A derrubada da classificação indicativa

Política bem sucedida e que costuma gerar consenso na sociedade, a regra que obriga as emissoras de televisão a veicular conteúdos respeitando o horário estabelecido pela Classificação Indicativa não existe mais. O Supremo Tribunal Federal (STF) decidiu, na última quarta-feira (31), que o mecanismo é inconstitucional e impõe “censura prévia” à programação. 

Por Felipe Bianchi*

classificacao indicativa

A decisão vai na contramão da luta de organizações da sociedade civil, que chegaram a lançar, no início do ano, a campanha Programa adulto em horário adulto. “Trata-se de um enorme retrocesso”, avalia Renato Godoy, pesquisador do Instituto Alana. “A leitura feita pelo STF coloca interesses econômicos sobre os direitos da criança, privilegiando uma suposta liberdade de expressão que, na verdade, nunca esteve em xeque”.

A Classificação Indicativa está prevista na Constituição e no Estatuto da Criança e do Adolescente. O artigo em questão (254) previa multa para emissoras que transmitissem “espetáculo em horário diverso do autorizado ou sem aviso de sua classificação”. Sem a punição financeira, avalia Godoy, a política da vinculação do horário se torna inexistente.

“O argumento da censura prévia é equivocado. O conteúdo considerado impróprio pode, sim, ser exibido, mas com limites, de forma a proteger e garantir a inviolabilidade das condições físicas, psíquicas e morais da infância”, defende Godoy.

Ele ainda questiona a necessidade de as corporações de radiodifusão alterarem a legislação. O tema, segundo ele, sempre foi bastante consensual na sociedade. Até mesmo na hora de estabelecer a Classificação Indicativa, explica, havia um índice altíssimo de concordância entre o Ministério da Justiça, as produtoras audiovisuais e as empresas que produzem telenovelas, por exemplo.

Sinalização negativa sobre regulação

De acordo com Bia Barbosa, do Coletivo Intervozes e do Fórum Nacional pela Democratização da Comunicação (FNDC), a Classificação Indicativa ocorre em um espaço público, que são as concessões públicas de radiodifusão. Como se trata de um espaço regulado pelo Estado, nada mais natural que existirem regras.

“As políticas de Classificação Indicativa são consenso dentro de padrões mundiais de políticas para a liberdade de expressão”, sublinha. “As regras existem em praticamente todos os países com democracias mais avançadas”.

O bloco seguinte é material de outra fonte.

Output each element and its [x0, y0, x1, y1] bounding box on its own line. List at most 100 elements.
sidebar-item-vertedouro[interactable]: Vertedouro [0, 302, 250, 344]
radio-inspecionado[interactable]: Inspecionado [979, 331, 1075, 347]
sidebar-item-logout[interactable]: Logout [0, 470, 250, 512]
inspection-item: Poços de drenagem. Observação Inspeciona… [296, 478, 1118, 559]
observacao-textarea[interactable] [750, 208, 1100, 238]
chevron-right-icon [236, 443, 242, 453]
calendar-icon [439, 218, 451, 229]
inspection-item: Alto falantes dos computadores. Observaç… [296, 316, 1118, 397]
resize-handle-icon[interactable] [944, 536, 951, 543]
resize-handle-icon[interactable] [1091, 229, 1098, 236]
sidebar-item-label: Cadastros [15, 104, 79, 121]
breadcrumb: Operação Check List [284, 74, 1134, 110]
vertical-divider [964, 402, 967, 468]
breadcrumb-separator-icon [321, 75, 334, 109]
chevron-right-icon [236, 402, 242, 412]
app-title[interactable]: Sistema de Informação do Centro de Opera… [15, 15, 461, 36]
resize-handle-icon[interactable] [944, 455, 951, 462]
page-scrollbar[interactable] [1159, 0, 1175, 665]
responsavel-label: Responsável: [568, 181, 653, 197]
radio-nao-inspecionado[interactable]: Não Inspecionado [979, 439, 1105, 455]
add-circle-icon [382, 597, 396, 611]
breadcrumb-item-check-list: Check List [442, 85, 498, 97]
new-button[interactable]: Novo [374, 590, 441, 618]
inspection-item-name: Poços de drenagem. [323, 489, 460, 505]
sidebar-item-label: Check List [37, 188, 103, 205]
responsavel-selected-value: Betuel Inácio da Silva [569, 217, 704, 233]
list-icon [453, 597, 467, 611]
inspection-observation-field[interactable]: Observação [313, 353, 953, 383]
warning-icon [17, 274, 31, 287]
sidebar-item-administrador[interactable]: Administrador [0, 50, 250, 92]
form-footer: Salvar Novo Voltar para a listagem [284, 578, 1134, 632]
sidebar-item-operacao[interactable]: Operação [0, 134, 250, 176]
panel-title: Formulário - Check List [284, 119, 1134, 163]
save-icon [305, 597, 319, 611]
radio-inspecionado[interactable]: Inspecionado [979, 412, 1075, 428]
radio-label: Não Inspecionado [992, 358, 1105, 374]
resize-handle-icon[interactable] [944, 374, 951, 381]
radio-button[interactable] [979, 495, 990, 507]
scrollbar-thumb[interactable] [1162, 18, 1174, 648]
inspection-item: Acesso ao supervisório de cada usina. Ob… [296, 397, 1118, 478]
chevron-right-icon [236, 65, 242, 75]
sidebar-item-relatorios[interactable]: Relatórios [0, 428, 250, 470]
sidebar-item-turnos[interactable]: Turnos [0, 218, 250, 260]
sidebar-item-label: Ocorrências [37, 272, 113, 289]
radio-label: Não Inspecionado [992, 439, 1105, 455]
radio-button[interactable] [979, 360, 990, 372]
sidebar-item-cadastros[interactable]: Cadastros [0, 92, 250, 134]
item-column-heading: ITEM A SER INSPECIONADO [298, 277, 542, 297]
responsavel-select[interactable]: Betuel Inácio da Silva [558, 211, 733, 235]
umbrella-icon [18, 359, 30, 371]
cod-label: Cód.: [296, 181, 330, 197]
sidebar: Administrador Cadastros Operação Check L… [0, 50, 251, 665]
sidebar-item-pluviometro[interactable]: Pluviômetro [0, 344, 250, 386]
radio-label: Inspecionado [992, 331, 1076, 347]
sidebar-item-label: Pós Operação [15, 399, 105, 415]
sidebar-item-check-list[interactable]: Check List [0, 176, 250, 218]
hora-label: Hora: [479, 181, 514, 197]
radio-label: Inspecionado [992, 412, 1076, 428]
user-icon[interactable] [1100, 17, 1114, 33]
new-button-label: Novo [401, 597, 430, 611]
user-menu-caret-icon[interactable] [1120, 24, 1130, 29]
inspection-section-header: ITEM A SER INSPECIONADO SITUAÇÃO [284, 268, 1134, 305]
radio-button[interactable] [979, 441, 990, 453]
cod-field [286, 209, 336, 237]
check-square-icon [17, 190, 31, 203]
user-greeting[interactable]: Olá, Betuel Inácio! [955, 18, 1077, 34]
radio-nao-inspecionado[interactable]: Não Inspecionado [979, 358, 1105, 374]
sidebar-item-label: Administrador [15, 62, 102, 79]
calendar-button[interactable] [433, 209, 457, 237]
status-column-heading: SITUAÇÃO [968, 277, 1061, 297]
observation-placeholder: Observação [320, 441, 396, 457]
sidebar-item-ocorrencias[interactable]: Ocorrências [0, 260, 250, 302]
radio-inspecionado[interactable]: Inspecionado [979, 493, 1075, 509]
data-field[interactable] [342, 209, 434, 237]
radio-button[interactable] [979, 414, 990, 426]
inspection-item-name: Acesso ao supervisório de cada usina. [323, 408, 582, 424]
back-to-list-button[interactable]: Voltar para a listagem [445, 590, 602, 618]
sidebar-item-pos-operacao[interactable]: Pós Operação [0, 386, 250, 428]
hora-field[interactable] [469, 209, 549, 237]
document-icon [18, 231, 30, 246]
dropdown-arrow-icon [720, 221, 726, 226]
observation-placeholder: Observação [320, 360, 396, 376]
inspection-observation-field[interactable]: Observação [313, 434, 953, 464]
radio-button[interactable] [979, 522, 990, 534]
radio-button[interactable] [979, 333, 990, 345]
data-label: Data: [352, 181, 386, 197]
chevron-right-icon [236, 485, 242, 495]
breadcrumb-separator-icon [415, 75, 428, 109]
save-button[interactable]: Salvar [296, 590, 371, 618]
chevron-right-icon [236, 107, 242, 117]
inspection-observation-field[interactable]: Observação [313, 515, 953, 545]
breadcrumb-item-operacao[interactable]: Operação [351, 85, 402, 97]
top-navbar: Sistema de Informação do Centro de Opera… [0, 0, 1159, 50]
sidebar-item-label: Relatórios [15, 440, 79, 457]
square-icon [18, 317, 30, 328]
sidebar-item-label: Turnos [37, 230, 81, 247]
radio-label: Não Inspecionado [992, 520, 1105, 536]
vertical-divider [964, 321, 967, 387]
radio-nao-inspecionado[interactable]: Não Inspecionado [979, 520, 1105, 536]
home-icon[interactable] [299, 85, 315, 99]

O argumento da censura prévia, defendido pelas entidades patronais da radiodifusão (como a Abert – Associação Brasileira de Emissoras de Rádio e Televisão), é uma sinalização negativa, afirma Barbosa. “A regulação ser tratada como censura é um grave precedente”, comenta. A bandeira é comumente utilizada contra qualquer tentativa de impor regras e limites ao poder dos meios de comunicação, como por exemplo através de um novo marco regulatório para o setor.

Os ministros que votaram a ação, impetrada cinco anos atrás pelo PTB e endossada pela Abert, foram Teori Zavascki, Marco Aurélio, Celso de Mello, Dias Toffoli, Ayres Britto (já aposentado), Luiz Fux e Carmen Lúcia. Os três últimos votaram ainda em 2011.

Apesar de o posicionamento dos sete votos, as opiniões de cada ministro foram diferentes, explica Barbosa. Enquanto Marco Aurélio defendeu que só os pais devem controlar o que vêem as crianças, outros ministros afirmaram a importância da Classificação Indicativa, mas acabaram retirando a imposição de multa a quem ferir a recomendação.

“As organizações que lutam pela democratização da comunicação têm de estar atentas. A regulação não prevaleceu nem mesmo sobre um tema como a Classificação Indicativa, ferindo os direitos da criança e do adolescente", alerta. "Os riscos que estão colocados para a sociedade e para a agenda de luta pela democratização da comunicação é algo bastante preocupante".